- Abbreviation: QAP
- First Secretary: Azat Peruashev
- Parliamentary Leader: Rahmet Mukashev
- Founded: 17 November 1998; 27 years ago
- Dissolved: 10 November 2006; 19 years ago
- Merged into: Otan
- Headquarters: Almaty
- Membership (2003): 105,303
- Ideology: Constitutionalism Liberal conservatism
- National affiliation: AIST (2004–2006)

= Civic Party of Kazakhstan =

The Civic Party of Kazakhstan (Қазақстан азаматтық партиясы; Гражданская партия Казахстана) is a defunct political party in Kazakhstan that was led by First Secretary Azat Peruashev. The party was formed in 1998 and existed until 2006 when it was merged with Otan.

==History==
The founding congress of the Civic Party of Kazakhstan was held on 17 November 1998 in the city of Aktobe. The party's program and charter were adopted at the congress and Azat Peruashev was elected as the party's First Secretary. On 29 December 1998, it was registered by the Ministry of Justice. The QAP advocated the construction of a democratic rule of law, the formation of civil society institutions, the strengthening and development of statehood. Most of the members of the party consisted of workers and employees of the largest enterprises of the mining and metallurgical industries. The main organ of the party was the Central Committee. The party had branches in all regions of the country, as well as in Astana and Almaty.

The Civic Party won one seat in the 1999 legislative elections from a single-member constituency and 2 from the party list.

On 7 December 2002, the President of Kazakhstan, Nursultan Nazarbayev, took part in a congress of the Civil Party of Kazakhstan, held in Pavlodar. The President met with the congress delegates and delivered a brief address.

The party participated in the Agrarian-Industrial Union of Workers (AIST) bloc alongside the Agrarian Party of Kazakhstan that won 7.1% of the popular vote and 11 out of 77 seats in the 2004 Kazakh legislative election. The elections were held on 19 September and 3 October.

On 23 September 2005, VI Party Congress was held in Pavlodar with the participation of President Nursultan Nazarbayev. At the congress, the party declared its support for Nazarbayev’s candidacy in the 2005 presidential election.
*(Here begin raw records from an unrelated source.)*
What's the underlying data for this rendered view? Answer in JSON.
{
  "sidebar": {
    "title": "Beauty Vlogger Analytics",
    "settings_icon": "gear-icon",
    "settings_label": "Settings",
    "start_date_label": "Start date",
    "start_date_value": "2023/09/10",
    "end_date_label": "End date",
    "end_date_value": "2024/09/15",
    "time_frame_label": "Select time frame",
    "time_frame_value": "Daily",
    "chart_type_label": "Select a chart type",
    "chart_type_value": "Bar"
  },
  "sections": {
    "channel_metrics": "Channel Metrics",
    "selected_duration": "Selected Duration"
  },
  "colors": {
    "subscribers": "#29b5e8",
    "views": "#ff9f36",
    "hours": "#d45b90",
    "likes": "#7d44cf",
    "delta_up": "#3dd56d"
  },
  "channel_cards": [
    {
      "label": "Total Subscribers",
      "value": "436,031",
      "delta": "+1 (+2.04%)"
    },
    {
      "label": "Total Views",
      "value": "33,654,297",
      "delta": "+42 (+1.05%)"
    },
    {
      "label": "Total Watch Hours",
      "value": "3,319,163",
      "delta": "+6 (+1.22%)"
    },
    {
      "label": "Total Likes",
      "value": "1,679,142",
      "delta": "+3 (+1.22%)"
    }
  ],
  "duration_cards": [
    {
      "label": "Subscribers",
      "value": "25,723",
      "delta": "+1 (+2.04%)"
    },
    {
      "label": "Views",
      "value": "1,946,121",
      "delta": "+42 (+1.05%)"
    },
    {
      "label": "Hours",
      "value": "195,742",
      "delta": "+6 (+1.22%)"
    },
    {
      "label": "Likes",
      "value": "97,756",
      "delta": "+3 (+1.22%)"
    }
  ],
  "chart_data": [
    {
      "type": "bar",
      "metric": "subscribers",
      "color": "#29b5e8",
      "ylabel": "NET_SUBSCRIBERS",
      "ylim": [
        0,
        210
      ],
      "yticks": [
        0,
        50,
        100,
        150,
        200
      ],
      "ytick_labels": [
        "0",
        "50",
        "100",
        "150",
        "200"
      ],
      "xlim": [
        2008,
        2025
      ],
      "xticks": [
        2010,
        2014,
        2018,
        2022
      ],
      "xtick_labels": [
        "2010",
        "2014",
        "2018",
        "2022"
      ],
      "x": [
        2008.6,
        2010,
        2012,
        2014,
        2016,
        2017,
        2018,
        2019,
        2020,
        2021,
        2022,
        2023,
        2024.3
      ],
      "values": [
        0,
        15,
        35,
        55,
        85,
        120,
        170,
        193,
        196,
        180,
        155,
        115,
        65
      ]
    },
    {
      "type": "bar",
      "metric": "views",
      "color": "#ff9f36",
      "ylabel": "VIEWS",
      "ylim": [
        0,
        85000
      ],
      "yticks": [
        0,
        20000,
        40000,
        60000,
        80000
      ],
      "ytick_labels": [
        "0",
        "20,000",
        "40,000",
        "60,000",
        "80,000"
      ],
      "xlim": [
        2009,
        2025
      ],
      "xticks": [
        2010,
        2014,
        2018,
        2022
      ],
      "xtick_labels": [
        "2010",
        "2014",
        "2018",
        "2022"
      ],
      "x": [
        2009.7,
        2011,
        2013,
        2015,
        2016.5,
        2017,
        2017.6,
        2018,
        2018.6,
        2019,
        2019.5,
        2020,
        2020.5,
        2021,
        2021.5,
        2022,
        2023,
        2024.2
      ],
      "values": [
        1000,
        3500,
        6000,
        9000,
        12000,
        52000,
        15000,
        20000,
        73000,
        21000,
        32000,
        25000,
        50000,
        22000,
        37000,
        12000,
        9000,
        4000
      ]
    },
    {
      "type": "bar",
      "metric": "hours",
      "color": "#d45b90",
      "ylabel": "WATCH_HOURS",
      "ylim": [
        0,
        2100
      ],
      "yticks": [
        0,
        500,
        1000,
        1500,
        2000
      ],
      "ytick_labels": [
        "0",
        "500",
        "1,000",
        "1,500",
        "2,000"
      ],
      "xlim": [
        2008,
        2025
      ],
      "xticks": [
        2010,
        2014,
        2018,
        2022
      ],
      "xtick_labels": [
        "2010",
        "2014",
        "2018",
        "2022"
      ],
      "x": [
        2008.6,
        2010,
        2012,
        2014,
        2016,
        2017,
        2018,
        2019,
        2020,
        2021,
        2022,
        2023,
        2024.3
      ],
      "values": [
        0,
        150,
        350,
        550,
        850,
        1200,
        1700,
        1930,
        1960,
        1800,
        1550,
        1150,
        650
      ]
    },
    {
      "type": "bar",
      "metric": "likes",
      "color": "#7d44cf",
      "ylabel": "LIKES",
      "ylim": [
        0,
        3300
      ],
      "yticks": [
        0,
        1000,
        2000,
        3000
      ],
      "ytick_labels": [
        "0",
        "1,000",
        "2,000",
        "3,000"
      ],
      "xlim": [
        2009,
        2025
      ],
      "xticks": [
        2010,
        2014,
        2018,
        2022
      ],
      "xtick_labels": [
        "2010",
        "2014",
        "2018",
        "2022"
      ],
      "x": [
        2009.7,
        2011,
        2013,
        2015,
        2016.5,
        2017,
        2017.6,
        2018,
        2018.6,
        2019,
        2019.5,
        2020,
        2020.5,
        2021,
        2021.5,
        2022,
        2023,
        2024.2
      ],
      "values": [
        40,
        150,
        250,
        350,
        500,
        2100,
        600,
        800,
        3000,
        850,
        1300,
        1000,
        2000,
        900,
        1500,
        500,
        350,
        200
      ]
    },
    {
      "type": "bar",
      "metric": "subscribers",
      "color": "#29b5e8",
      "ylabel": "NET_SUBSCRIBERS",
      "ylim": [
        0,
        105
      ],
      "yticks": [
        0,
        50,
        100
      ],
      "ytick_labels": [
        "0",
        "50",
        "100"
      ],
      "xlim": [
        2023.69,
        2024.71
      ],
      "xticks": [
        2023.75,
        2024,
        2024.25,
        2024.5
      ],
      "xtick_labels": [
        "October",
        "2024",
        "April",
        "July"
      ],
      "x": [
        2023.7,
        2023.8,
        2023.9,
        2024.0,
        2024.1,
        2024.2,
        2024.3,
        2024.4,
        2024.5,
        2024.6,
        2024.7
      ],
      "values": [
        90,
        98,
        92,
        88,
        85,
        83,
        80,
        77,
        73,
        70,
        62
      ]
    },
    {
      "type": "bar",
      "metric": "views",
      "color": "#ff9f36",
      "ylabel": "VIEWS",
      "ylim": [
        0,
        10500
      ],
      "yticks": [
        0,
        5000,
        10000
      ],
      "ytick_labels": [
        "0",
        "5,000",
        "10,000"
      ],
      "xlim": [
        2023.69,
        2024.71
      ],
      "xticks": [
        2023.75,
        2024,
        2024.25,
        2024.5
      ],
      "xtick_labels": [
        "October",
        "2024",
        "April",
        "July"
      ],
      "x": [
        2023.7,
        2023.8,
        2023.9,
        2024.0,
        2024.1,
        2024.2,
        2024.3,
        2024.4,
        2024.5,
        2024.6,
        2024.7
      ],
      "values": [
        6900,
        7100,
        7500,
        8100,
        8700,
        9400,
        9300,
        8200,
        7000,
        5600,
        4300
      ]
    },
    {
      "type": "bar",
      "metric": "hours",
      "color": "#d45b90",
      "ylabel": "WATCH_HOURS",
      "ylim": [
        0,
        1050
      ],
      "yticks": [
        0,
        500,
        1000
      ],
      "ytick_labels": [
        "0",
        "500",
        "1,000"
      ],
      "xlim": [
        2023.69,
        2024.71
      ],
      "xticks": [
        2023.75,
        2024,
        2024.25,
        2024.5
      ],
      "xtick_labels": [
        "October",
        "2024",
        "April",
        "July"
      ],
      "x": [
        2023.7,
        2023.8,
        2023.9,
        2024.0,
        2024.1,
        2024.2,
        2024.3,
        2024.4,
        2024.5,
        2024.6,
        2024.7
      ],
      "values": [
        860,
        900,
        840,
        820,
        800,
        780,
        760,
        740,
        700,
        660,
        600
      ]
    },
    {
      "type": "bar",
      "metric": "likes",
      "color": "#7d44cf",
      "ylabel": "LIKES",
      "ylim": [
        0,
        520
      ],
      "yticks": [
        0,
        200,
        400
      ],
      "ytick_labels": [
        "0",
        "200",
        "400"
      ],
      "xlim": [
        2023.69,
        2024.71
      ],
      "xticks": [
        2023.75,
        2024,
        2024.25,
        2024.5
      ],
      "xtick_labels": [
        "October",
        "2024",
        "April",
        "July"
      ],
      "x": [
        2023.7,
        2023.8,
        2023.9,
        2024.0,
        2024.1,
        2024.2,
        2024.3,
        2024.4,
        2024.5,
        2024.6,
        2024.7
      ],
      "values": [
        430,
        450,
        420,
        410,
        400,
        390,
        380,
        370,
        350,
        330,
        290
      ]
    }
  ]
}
The Civic Party held a party congress on 10 November 2006. First Secretary Peruashev and President Nursultan Nazarbayev both attended. Peruashev announced that the Civic Party of Kazakhstan officially merged into Otan, the largest political party in Kazakhstan and the party of Nazarbayev, justifying the move by saying that "the interests of the nation" must take precedence. Nazarbayev said he expected other parties to merge with Otan. Nazarbayev said there should be fewer, stronger parties that "efficiently defend the interests of the population."